La joyeuse machine de guerre du Grand Paris se lance sans frein vers l’avenir. Avec ses chantiers pharaoniques et ses infrastructures futuristes, le projet d’aménagement se vend comme métropole de l’avenir. Un espace urbain calibré dans les détails  pour vous garantir une expérience de vie saine, écologique et à l’abri de tout imprévu. Une entreprise qui peut bien demander le sacrifice de quelques arbres, ou même de la vie de quelques ouvriers de temps en temps, n’est-ce pas ? Un tel projet ne peut pas négliger la place peut et doit occuper dans la vie des métropolitains du futur. C’est le rôle dévolu au Point Fort, nouveau tiers-lieu censé représenter l’ambition de  « valoriser le patrimoine culturel du Fort et garantir un ancrage local » nous dit Sandy Messaoui, directeur du territoire « Grand Paris Est » pour l’aménageur Grand Paris Aménagement (GPA). Ne serait-il pas au contraire le joli masque d’une gentrification autrement agressive ?

Au milieu de toute cette forêt de grues, bétonnières et bulldozers qui se prépare, un espace de culture et de loisirs a déjà vu la lumière. Le Point Fort, situé dans le secteur « Cœur de Fort », à proximité des casemates et des fortifications du Fort qui ne seront pas détruites, a été officiellement inauguré le 8 décembre 2021 avec un contrat d’occupation temporaire d’une durée de cinq ans. Le lieu s’insère dans la glorieuse tradition des « friches culturelles » et de l’urbanisme transitoire1 : des espaces provisoirement vides sont occupés par des installations culturelles et de loisirs, qui préfigurent en générale une installation pérenne ou de nouveaux bâtiments.

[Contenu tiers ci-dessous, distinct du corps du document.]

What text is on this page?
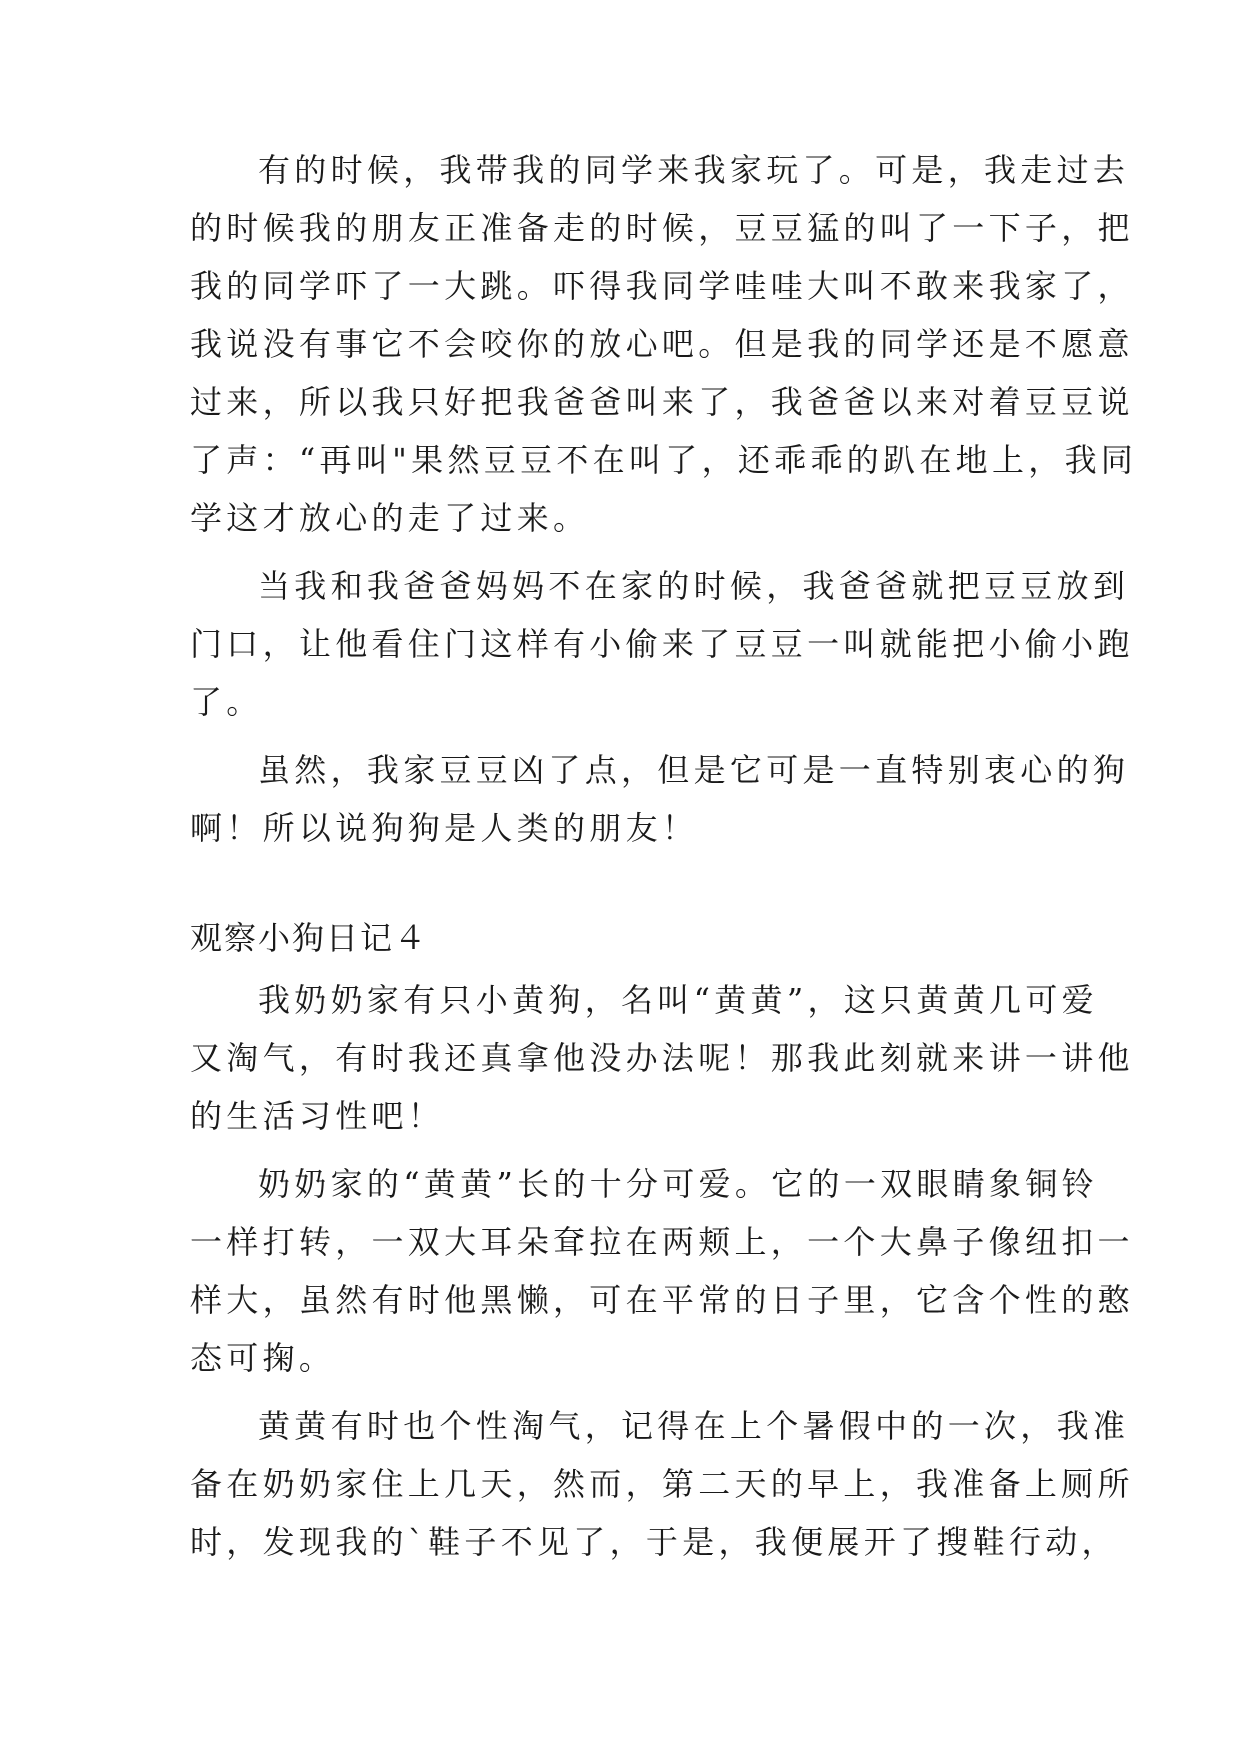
有的时候，我带我的同学来我家玩了。可是，我走过去
的时候我的朋友正准备走的时候，豆豆猛的叫了一下子，把
我的同学吓了一大跳。吓得我同学哇哇大叫不敢来我家了，
我说没有事它不会咬你的放心吧。但是我的同学还是不愿意
过来，所以我只好把我爸爸叫来了，我爸爸以来对着豆豆说
了声：“再叫"果然豆豆不在叫了，还乖乖的趴在地上，我同
学这才放心的走了过来。
当我和我爸爸妈妈不在家的时候，我爸爸就把豆豆放到
门口，让他看住门这样有小偷来了豆豆一叫就能把小偷小跑
了。
虽然，我家豆豆凶了点，但是它可是一直特别衷心的狗
啊！所以说狗狗是人类的朋友！
观察小狗日记４
我奶奶家有只小黄狗，名叫“黄黄”，这只黄黄几可爱
又淘气，有时我还真拿他没办法呢！那我此刻就来讲一讲他
的生活习性吧！
奶奶家的“黄黄”长的十分可爱。它的一双眼睛象铜铃
一样打转，一双大耳朵耷拉在两颊上，一个大鼻子像纽扣一
样大，虽然有时他黑懒，可在平常的日子里，它含个性的憨
态可掬。
黄黄有时也个性淘气，记得在上个暑假中的一次，我准
备在奶奶家住上几天，然而，第二天的早上，我准备上厕所
时，发现我的`鞋子不见了，于是，我便展开了搜鞋行动，
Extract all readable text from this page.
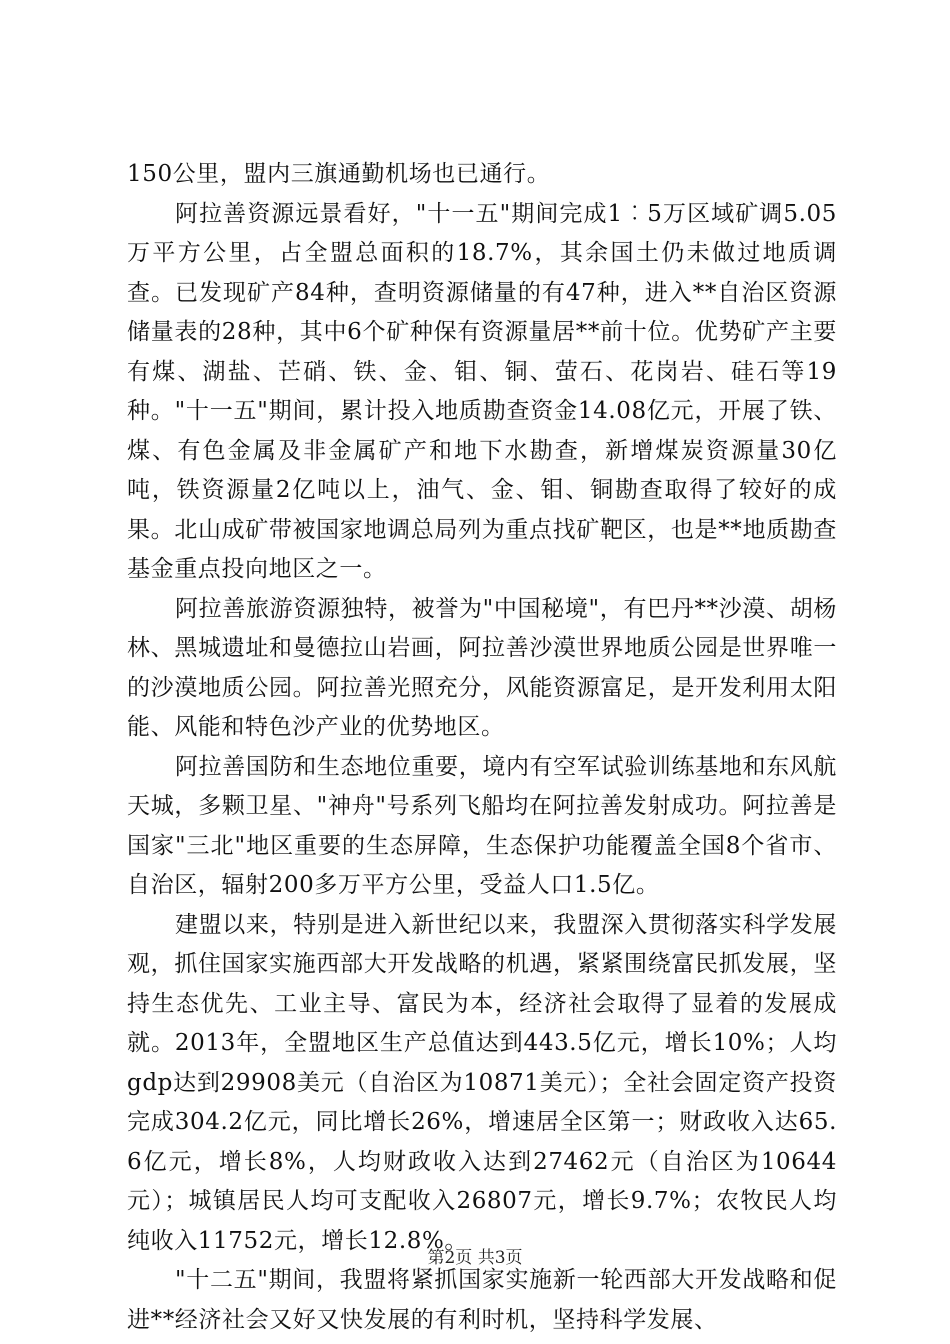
150公里，盟内三旗通勤机场也已通行。

阿拉善资源远景看好，"十一五"期间完成1︰5万区域矿调5.05万平方公里，占全盟总面积的18.7%，其余国土仍未做过地质调查。已发现矿产84种，查明资源储量的有47种，进入**自治区资源储量表的28种，其中6个矿种保有资源量居**前十位。优势矿产主要有煤、湖盐、芒硝、铁、金、钼、铜、萤石、花岗岩、硅石等19种。"十一五"期间，累计投入地质勘查资金14.08亿元，开展了铁、煤、有色金属及非金属矿产和地下水勘查，新增煤炭资源量30亿吨，铁资源量2亿吨以上，油气、金、钼、铜勘查取得了较好的成果。北山成矿带被国家地调总局列为重点找矿靶区，也是**地质勘查基金重点投向地区之一。

阿拉善旅游资源独特，被誉为"中国秘境"，有巴丹**沙漠、胡杨林、黑城遗址和曼德拉山岩画，阿拉善沙漠世界地质公园是世界唯一的沙漠地质公园。阿拉善光照充分，风能资源富足，是开发利用太阳能、风能和特色沙产业的优势地区。

阿拉善国防和生态地位重要，境内有空军试验训练基地和东风航天城，多颗卫星、"神舟"号系列飞船均在阿拉善发射成功。阿拉善是国家"三北"地区重要的生态屏障，生态保护功能覆盖全国8个省市、自治区，辐射200多万平方公里，受益人口1.5亿。

建盟以来，特别是进入新世纪以来，我盟深入贯彻落实科学发展观，抓住国家实施西部大开发战略的机遇，紧紧围绕富民抓发展，坚持生态优先、工业主导、富民为本，经济社会取得了显着的发展成就。2013年，全盟地区生产总值达到443.5亿元，增长10%；人均gdp达到29908美元（自治区为10871美元）；全社会固定资产投资完成304.2亿元，同比增长26%，增速居全区第一；财政收入达65.6亿元，增长8%，人均财政收入达到27462元（自治区为10644元）；城镇居民人均可支配收入26807元，增长9.7%；农牧民人均纯收入11752元，增长12.8%。

"十二五"期间，我盟将紧抓国家实施新一轮西部大开发战略和促进**经济社会又好又快发展的有利时机，坚持科学发展、

第2页 共3页
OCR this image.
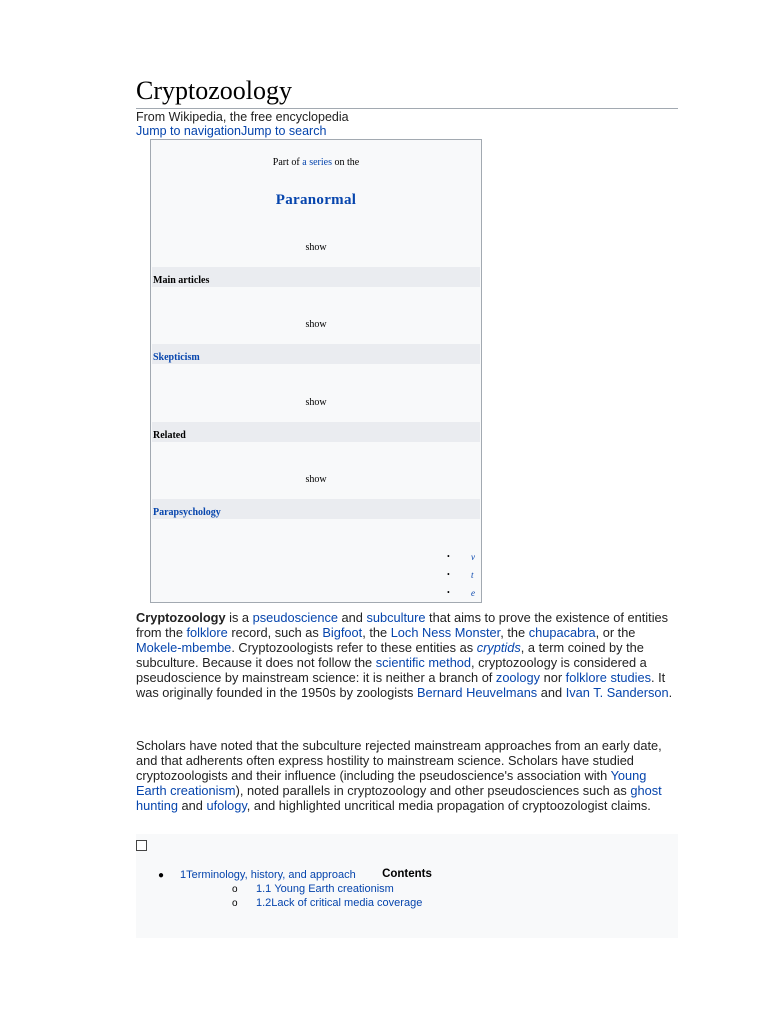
Cryptozoology
From Wikipedia, the free encyclopedia
Jump to navigationJump to search
Part of a series on the
Paranormal
show
Main articles
show
Skepticism
show
Related
show
Parapsychology
• v
• t
• e
Cryptozoology is a pseudoscience and subculture that aims to prove the existence of entities from the folklore record, such as Bigfoot, the Loch Ness Monster, the chupacabra, or the Mokele-mbembe. Cryptozoologists refer to these entities as cryptids, a term coined by the subculture. Because it does not follow the scientific method, cryptozoology is considered a pseudoscience by mainstream science: it is neither a branch of zoology nor folklore studies. It was originally founded in the 1950s by zoologists Bernard Heuvelmans and Ivan T. Sanderson.
Scholars have noted that the subculture rejected mainstream approaches from an early date, and that adherents often express hostility to mainstream science. Scholars have studied cryptozoologists and their influence (including the pseudoscience's association with Young Earth creationism), noted parallels in cryptozoology and other pseudosciences such as ghost hunting and ufology, and highlighted uncritical media propagation of cryptoozologist claims.
Contents
● 1Terminology, history, and approach
o 1.1 Young Earth creationism
o 1.2Lack of critical media coverage
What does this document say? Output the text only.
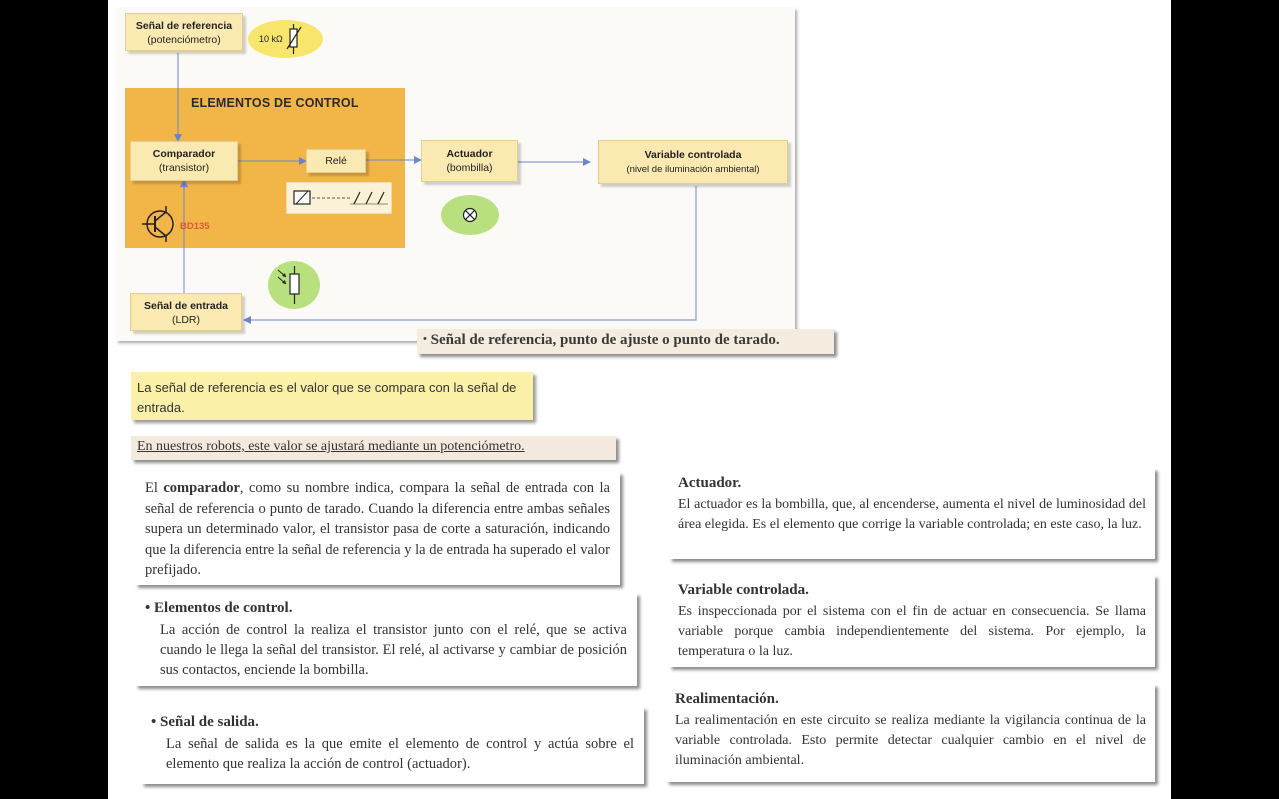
ELEMENTOS DE CONTROL
10 kΩ
Señal de referencia
(potenciómetro)
Comparador
(transistor)
Relé
BD135
Actuador
(bombilla)
Variable controlada
(nivel de iluminación ambiental)
Señal de entrada
(LDR)
• Señal de referencia, punto de ajuste o punto de tarado.
La señal de referencia es el valor que se compara con la señal de entrada.
En nuestros robots, este valor se ajustará mediante un potenciómetro.

El comparador, como su nombre indica, compara la señal de entrada con la señal de referencia o punto de tarado. Cuando la diferencia entre ambas señales supera un determinado valor, el transistor pasa de corte a saturación, indicando que la diferencia entre la señal de referencia y la de entrada ha superado el valor prefijado.

• Elementos de control.

La acción de control la realiza el transistor junto con el relé, que se activa cuando le llega la señal del transistor. El relé, al activarse y cambiar de posición sus contactos, enciende la bombilla.

• Señal de salida.

La señal de salida es la que emite el elemento de control y actúa sobre el elemento que realiza la acción de control (actuador).

Actuador.

El actuador es la bombilla, que, al encenderse, aumenta el nivel de luminosidad del área elegida. Es el elemento que corrige la variable controlada; en este caso, la luz.

Variable controlada.

Es inspeccionada por el sistema con el fin de actuar en consecuencia. Se llama variable porque cambia independientemente del sistema. Por ejemplo, la temperatura o la luz.

Realimentación.

La realimentación en este circuito se realiza mediante la vigilancia continua de la variable controlada. Esto permite detectar cualquier cambio en el nivel de iluminación ambiental.
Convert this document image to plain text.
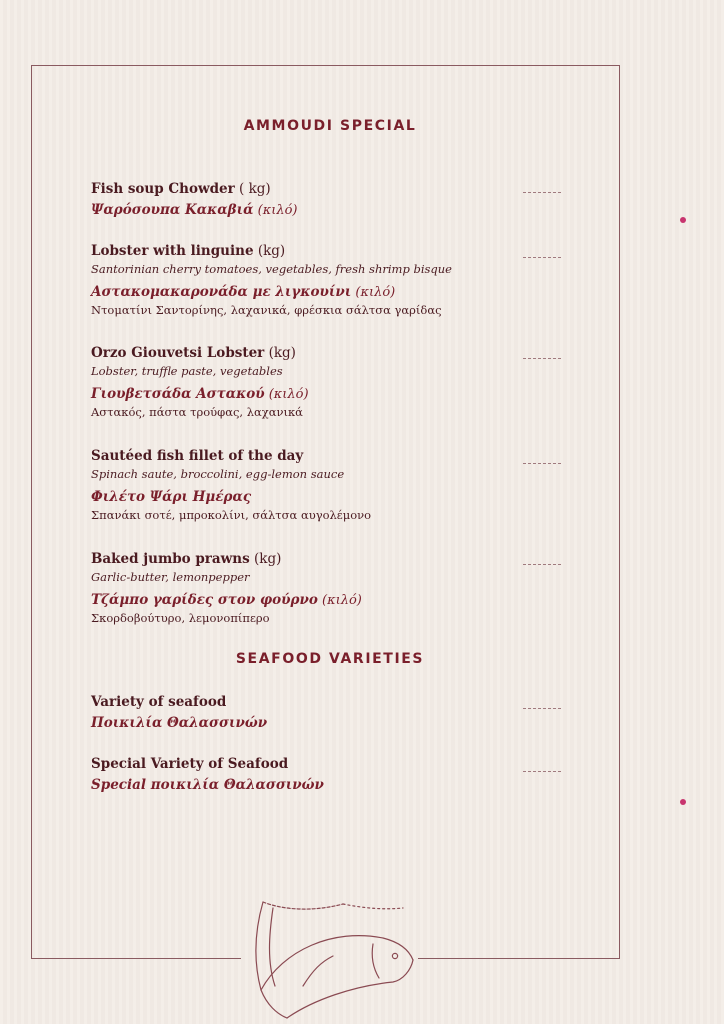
AMMOUDI SPECIAL
Fish soup Chowder ( kg)
Ψαρόσουπα Κακαβιά (κιλό)
Lobster with linguine (kg)
Santorinian cherry tomatoes, vegetables, fresh shrimp bisque
Αστακομακαρονάδα με λιγκουίνι (κιλό)
Ντοματίνι Σαντορίνης, λαχανικά, φρέσκια σάλτσα γαρίδας
Orzo Giouvetsi Lobster (kg)
Lobster, truffle paste, vegetables
Γιουβετσάδα Αστακού (κιλό)
Αστακός, πάστα τρούφας, λαχανικά
Sautéed fish fillet of the day
Spinach saute, broccolini, egg-lemon sauce
Φιλέτο Ψάρι Ημέρας
Σπανάκι σοτέ, μπροκολίνι, σάλτσα αυγολέμονο
Baked jumbo prawns (kg)
Garlic-butter, lemonpepper
Τζάμπο γαρίδες στον φούρνο (κιλό)
Σκορδοβούτυρο, λεμονοπίπερο
SEAFOOD VARIETIES
Variety of seafood
Ποικιλία Θαλασσινών
Special Variety of Seafood
Special ποικιλία Θαλασσινών
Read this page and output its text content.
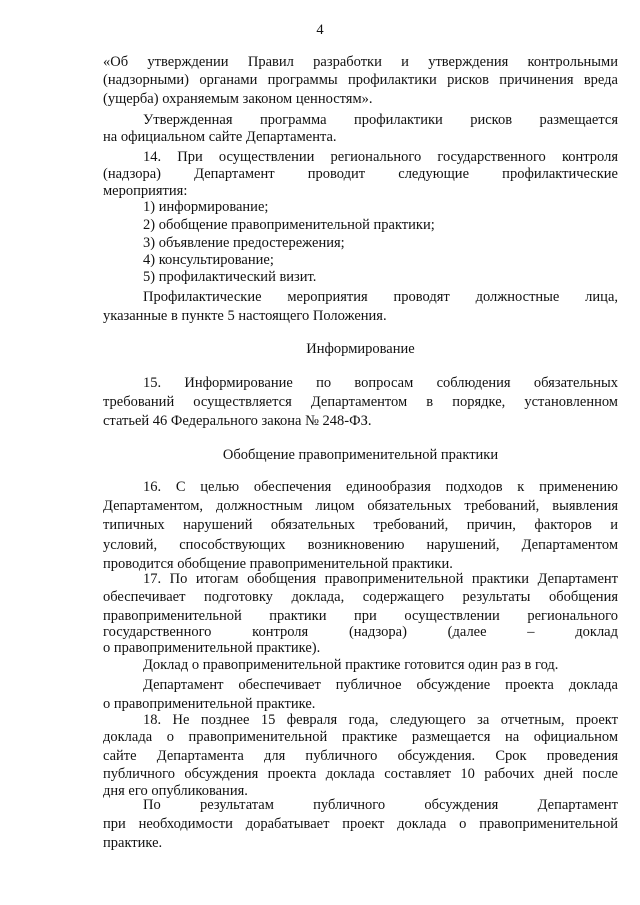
4
«Об утверждении Правил разработки и утверждения контрольными
(надзорными) органами программы профилактики рисков причинения вреда
(ущерба) охраняемым законом ценностям».
Утвержденная программа профилактики рисков размещается
на официальном сайте Департамента.
14. При осуществлении регионального государственного контроля
(надзора) Департамент проводит следующие профилактические
мероприятия:
1) информирование;
2) обобщение правоприменительной практики;
3) объявление предостережения;
4) консультирование;
5) профилактический визит.
Профилактические мероприятия проводят должностные лица,
указанные в пункте 5 настоящего Положения.
Информирование
15. Информирование по вопросам соблюдения обязательных
требований осуществляется Департаментом в порядке, установленном
статьей 46 Федерального закона № 248-ФЗ.
Обобщение правоприменительной практики
16. С целью обеспечения единообразия подходов к применению
Департаментом, должностным лицом обязательных требований, выявления
типичных нарушений обязательных требований, причин, факторов и
условий, способствующих возникновению нарушений, Департаментом
проводится обобщение правоприменительной практики.
17. По итогам обобщения правоприменительной практики Департамент
обеспечивает подготовку доклада, содержащего результаты обобщения
правоприменительной практики при осуществлении регионального
государственного контроля (надзора) (далее – доклад
о правоприменительной практике).
Доклад о правоприменительной практике готовится один раз в год.
Департамент обеспечивает публичное обсуждение проекта доклада
о правоприменительной практике.
18. Не позднее 15 февраля года, следующего за отчетным, проект
доклада о правоприменительной практике размещается на официальном
сайте Департамента для публичного обсуждения. Срок проведения
публичного обсуждения проекта доклада составляет 10 рабочих дней после
дня его опубликования.
По результатам публичного обсуждения Департамент
при необходимости дорабатывает проект доклада о правоприменительной
практике.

Le Point Fort se structure en deux halles couvertes et un chapiteau auxquels vont se rajouter, courant 2022, deux pavillons et quatre casemates. Le lieu se veut une « place forte culturelle », capable de mettre en valeur les « cultures populaires d’ici et d’ailleurs », explique Kamel Dafri, directeur de l’association Villes des Musiques du Monde, dans un entretien paru sur Enlarge Your Paris, média qui met en avant la programmation culturelle du Grand Paris 2. Avec le Point Fort, le théâtre équestre Zingaro et l’artiste Rachid Khimoune, parmi d’autres artisans et artistes, occupent le fort depuis longtemps et ont une renommée internationale.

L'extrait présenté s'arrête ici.